The client diagnosed with respiratory distress has arterial blood gases of pH 7.45, Paco2 54, Hco3 25, Pao2 52. Which should the nurse implement? Select all that apply.
- A. Apply oxygen via nonrebreather mask.
- B. Call the rapid response team (RRT).
- C. Elevate the head of the bed.
- D. Stay with the client.
- E. Notify the health-care provider (HCP).
Correct Answer: A,B,C,D,E
Rationale: PaO2 52 and PaCO2 54 indicate severe hypoxia; apply nonrebreather (A), call RRT (B), elevate HOB (C), stay with client (D), and notify HCP (E) are all critical.
The nurse is feeding a client diagnosed with aspiration pneumonia who becomes dyspneic, begins to cough, and is turning blue. Which nursing intervention should the nurse implement first?
- A. Suction the client's nares.
- B. Turn the client to the side.
- C. Place the client in Trendelenburg position.
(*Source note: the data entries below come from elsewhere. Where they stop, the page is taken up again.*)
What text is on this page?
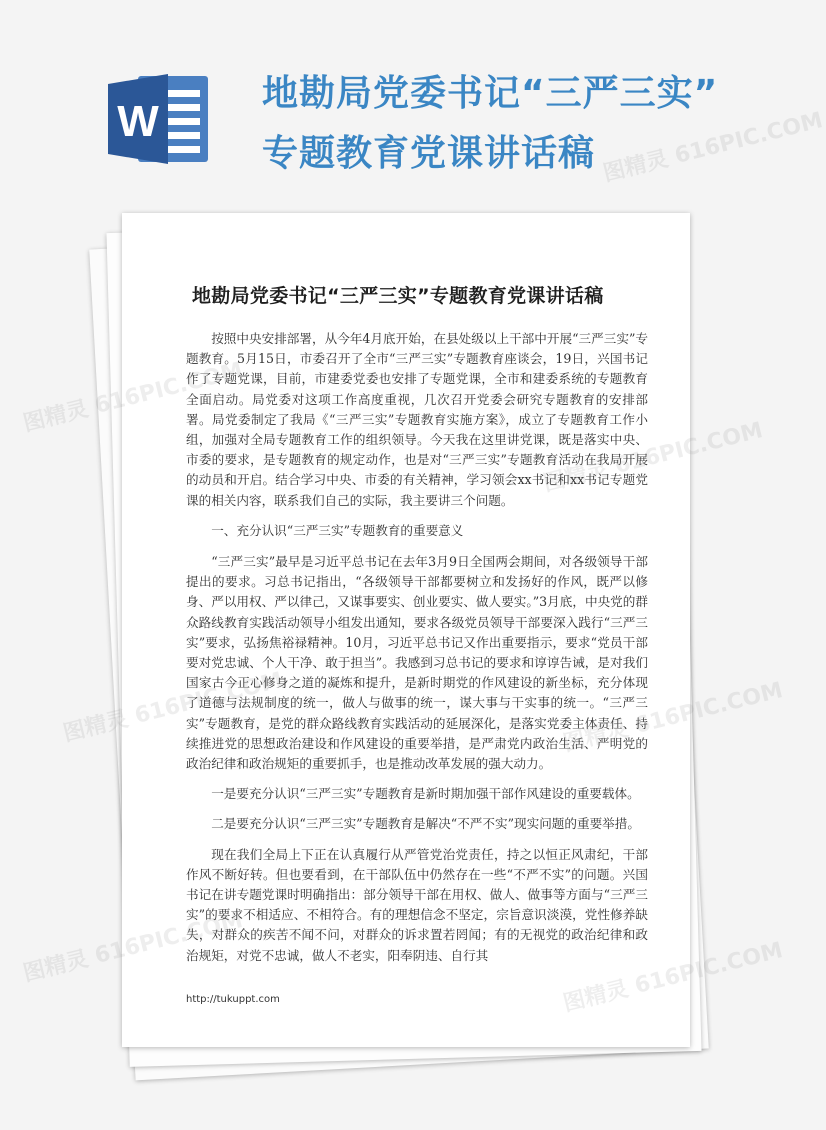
W
地勘局党委书记“三严三实”
专题教育党课讲话稿
地勘局党委书记“三严三实”专题教育党课讲话稿

按照中央安排部署，从今年4月底开始，在县处级以上干部中开展“三严三实”专题教育。5月15日，市委召开了全市“三严三实”专题教育座谈会，19日，兴国书记作了专题党课，目前，市建委党委也安排了专题党课，全市和建委系统的专题教育全面启动。局党委对这项工作高度重视，几次召开党委会研究专题教育的安排部署。局党委制定了我局《“三严三实”专题教育实施方案》，成立了专题教育工作小组，加强对全局专题教育工作的组织领导。今天我在这里讲党课，既是落实中央、市委的要求，是专题教育的规定动作，也是对“三严三实”专题教育活动在我局开展的动员和开启。结合学习中央、市委的有关精神，学习领会xx书记和xx书记专题党课的相关内容，联系我们自己的实际，我主要讲三个问题。

一、充分认识“三严三实”专题教育的重要意义

“三严三实”最早是习近平总书记在去年3月9日全国两会期间，对各级领导干部提出的要求。习总书记指出，“各级领导干部都要树立和发扬好的作风，既严以修身、严以用权、严以律己，又谋事要实、创业要实、做人要实。”3月底，中央党的群众路线教育实践活动领导小组发出通知，要求各级党员领导干部要深入践行“三严三实”要求，弘扬焦裕禄精神。10月，习近平总书记又作出重要指示，要求“党员干部要对党忠诚、个人干净、敢于担当”。我感到习总书记的要求和谆谆告诫，是对我们国家古今正心修身之道的凝炼和提升，是新时期党的作风建设的新坐标，充分体现了道德与法规制度的统一，做人与做事的统一，谋大事与干实事的统一。“三严三实”专题教育，是党的群众路线教育实践活动的延展深化，是落实党委主体责任、持续推进党的思想政治建设和作风建设的重要举措，是严肃党内政治生活、严明党的政治纪律和政治规矩的重要抓手，也是推动改革发展的强大动力。

一是要充分认识“三严三实”专题教育是新时期加强干部作风建设的重要载体。

二是要充分认识“三严三实”专题教育是解决“不严不实”现实问题的重要举措。

现在我们全局上下正在认真履行从严管党治党责任，持之以恒正风肃纪，干部作风不断好转。但也要看到，在干部队伍中仍然存在一些“不严不实”的问题。兴国书记在讲专题党课时明确指出：部分领导干部在用权、做人、做事等方面与“三严三实”的要求不相适应、不相符合。有的理想信念不坚定，宗旨意识淡漠，党性修养缺失，对群众的疾苦不闻不问，对群众的诉求置若罔闻；有的无视党的政治纪律和政治规矩，对党不忠诚，做人不老实，阳奉阴违、自行其

http://tukuppt.com
图精灵 616PIC.COM
图精灵
图精灵	616PIC.COM
图精灵	616PIC.COM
- D. Notify the health-care provider.
Correct Answer: B
Rationale: Dyspnea, coughing, and cyanosis suggest aspiration; turning to the side (B) clears the airway, preventing further aspiration. Suctioning (A), Trendelenburg (C), and notification (D) follow.
A patient taking Isoniazid (INH) should be monitored for what deficiency?
- A. Vitamin C
- B. Calcium
- C. Vitamin B6
- D. Potassium
Correct Answer: C
Rationale: This medication can lead to low Vitamin B6 levels. Most patients will take a supplement of B6 while taking this medication.